Coup de gueule : Bayat tel pour un massacre!
Photo: © SC
Studio 1, une fois n’est pas coutume, est sorti de son ronron hebdomadaire, de ses fausses insolences et de ses roulements de mécaniques playmobilesques pour nous donner enfin un bon moment de télévision.
Je n’ai pas la télé. Je suis ce qu’on appelle un avant-gardiste, un pionnier des générations nouvelles pour lesquelles la télévision se ramènera dans les temps futurs au statut de banal silex comparé à la communication de demain. Aussi, je ne regarde pas assidûment Studio 1, c’est le moins qu’on puisse dire. Tout au plus, de temps en temps, un extrait sur internet pour me rappeler comme cette émission -(malgré les présences avisées de Rodrigo Beenkens et d’Alexandre Charlier que j’apprécie) - tient largement du brouet cathodique, du somnifère aussi puissant qu’une lecture de l’Osservatore Romano ou qu’un spectacle ethnologique sous une Yourte mongole rythmé par des castagnettes post-modernes réalisées en berlingots de lait recyclés.
Stéphane Pauwels, je le voyais comme un paon, un petit coq monté sur ses ergots qui y allait d’emportements superficiels pour épater la galerie. La tchatche, il l’avait incontestablement, mais pour enfoncer sans risques et sans autres formes de procès des portes ouvertes seulement. Pauwels me semblait inaudible.
Mais aujourd’hui, en regardant l’extrait de l’émission de Studio 1 sur le site internet de la RTBF, je dois bien avouer que j’avais tout faux, que je connaissais mal le bonhomme, que je l’avais un peu trop hâtivement condamné. Ou alors, il a bien changé. Car l’histrion, sur ce qu’il a montré hier, a pris de la bouteille.

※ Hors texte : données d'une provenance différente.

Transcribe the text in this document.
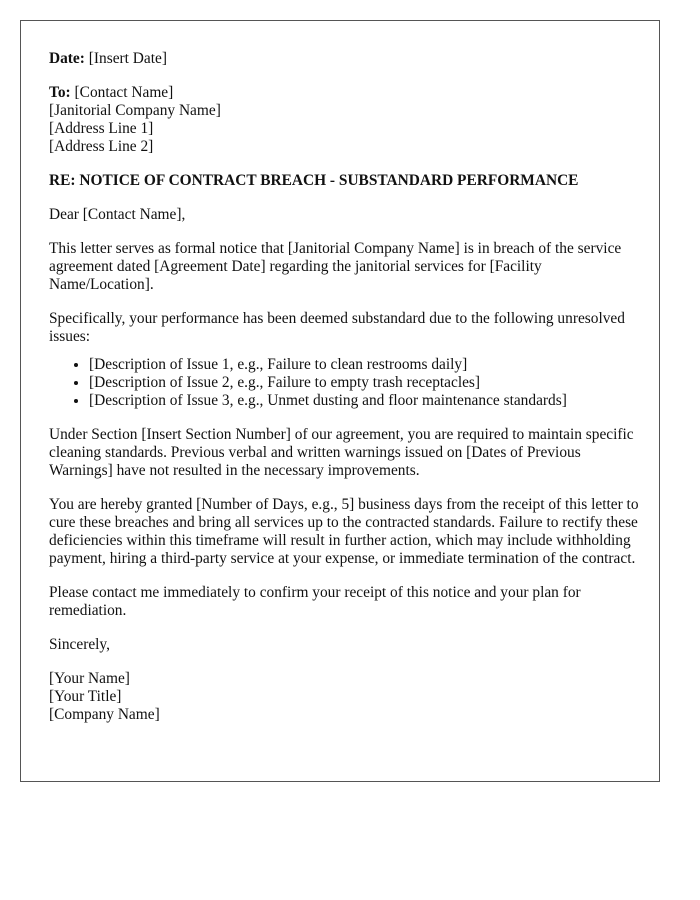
Date: [Insert Date]

To: [Contact Name]
[Janitorial Company Name]
[Address Line 1]
[Address Line 2]

RE: NOTICE OF CONTRACT BREACH - SUBSTANDARD PERFORMANCE

Dear [Contact Name],

This letter serves as formal notice that [Janitorial Company Name] is in breach of the service agreement dated [Agreement Date] regarding the janitorial services for [Facility Name/Location].

Specifically, your performance has been deemed substandard due to the following unresolved issues:

• [Description of Issue 1, e.g., Failure to clean restrooms daily]
• [Description of Issue 2, e.g., Failure to empty trash receptacles]
• [Description of Issue 3, e.g., Unmet dusting and floor maintenance standards]

Under Section [Insert Section Number] of our agreement, you are required to maintain specific cleaning standards. Previous verbal and written warnings issued on [Dates of Previous Warnings] have not resulted in the necessary improvements.

You are hereby granted [Number of Days, e.g., 5] business days from the receipt of this letter to cure these breaches and bring all services up to the contracted standards. Failure to rectify these deficiencies within this timeframe will result in further action, which may include withholding payment, hiring a third-party service at your expense, or immediate termination of the contract.

Please contact me immediately to confirm your receipt of this notice and your plan for remediation.

Sincerely,

[Your Name]
[Your Title]
[Company Name]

Les six minutes de télé auxquelles j’ai assisté valaient le détour. Pour peu, on se serait cru présent sur le plateau mythique de l’insurpassable Studio Sport de la télévision néerlandaise où des débats comme celui qui a opposé Abbas Bayat à Stéphane Pauwels sont monnaie courante. Mais là, on a assisté à bien plus qu’à un débat. On savait depuis 10 ans Bayat incontournable pour le Prix Citron annuel. En six minutes, grâce à Pauwels qui ne s’est pas démonté, on a découvert ce que l’humanité peut produire de plus excécrable : la ganache fin de lignée, suffisante et poudrée à la mort au rat, l’homme d’affaires à la voix de fausset et aux propos assassins.

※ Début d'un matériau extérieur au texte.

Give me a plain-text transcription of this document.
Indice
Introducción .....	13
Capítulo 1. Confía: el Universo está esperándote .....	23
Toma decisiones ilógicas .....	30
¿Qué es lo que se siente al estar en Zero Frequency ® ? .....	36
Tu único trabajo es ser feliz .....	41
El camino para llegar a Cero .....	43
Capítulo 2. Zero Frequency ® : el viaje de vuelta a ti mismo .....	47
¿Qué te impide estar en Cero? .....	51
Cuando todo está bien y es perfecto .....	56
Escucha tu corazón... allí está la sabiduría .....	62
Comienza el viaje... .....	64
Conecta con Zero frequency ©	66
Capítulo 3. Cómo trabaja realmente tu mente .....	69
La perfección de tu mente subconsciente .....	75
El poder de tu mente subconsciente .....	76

Le propriétaire du club qui joue dans le stade du pays de Charleroi fait penser aux Assis de Rimbaud :
Noirs de loupes, grêlés, les yeux cerclés de bagues
Vertes, leurs doigts boulus crispés à leurs fémurs,
Le sinciput plaqué de hargnosités vagues
Comme les floraisons lépreuses des vieux murs
Bayat croit qu’il a tout bon parce que ses comptes en banque puent le fric acquis à force de spéculations de faux derches. Bayat croit qu’il peut tout acheter, que le commun lui lèche les pieds, que le lâche lui mange dans la main, que l’aigreur est malice. Il croit avoir le droit d’insulter, de mépriser, d’être abject parce qu’il dispose du flouze.
Hier, Abbas Bayat a donc accusé Stéphane Pauwels d’être un clown. Puis, lui dont la famille a longtemps fait danser un shah-shah-shah morbide au peuple iranien, en mou du cul et du cerveau, y est allé d’un appel au meurtre qui valait pas mal de fatwas rétrogrades. « Il faut tuer les clowns » a-t-il déclaré avec la subtilité du garde-barrière d’Auschwitz. Prions pour que l’adage qui dit que « le ridicule ne tue pas » puisse se vérifier une fois encore.
Pauwels, et je lui tire mon chapeau, ne s’est pas dégonflé. Il a parlé valeurs humaines, âmes, supporters, respect et démocratie. L’autre en Louis XVI persan, maniéré comme un fauteuil du même nom, étouffait de suffisance, gloussait trois quatre invectives et pissait sous lui de haine pète-sec et hautaine.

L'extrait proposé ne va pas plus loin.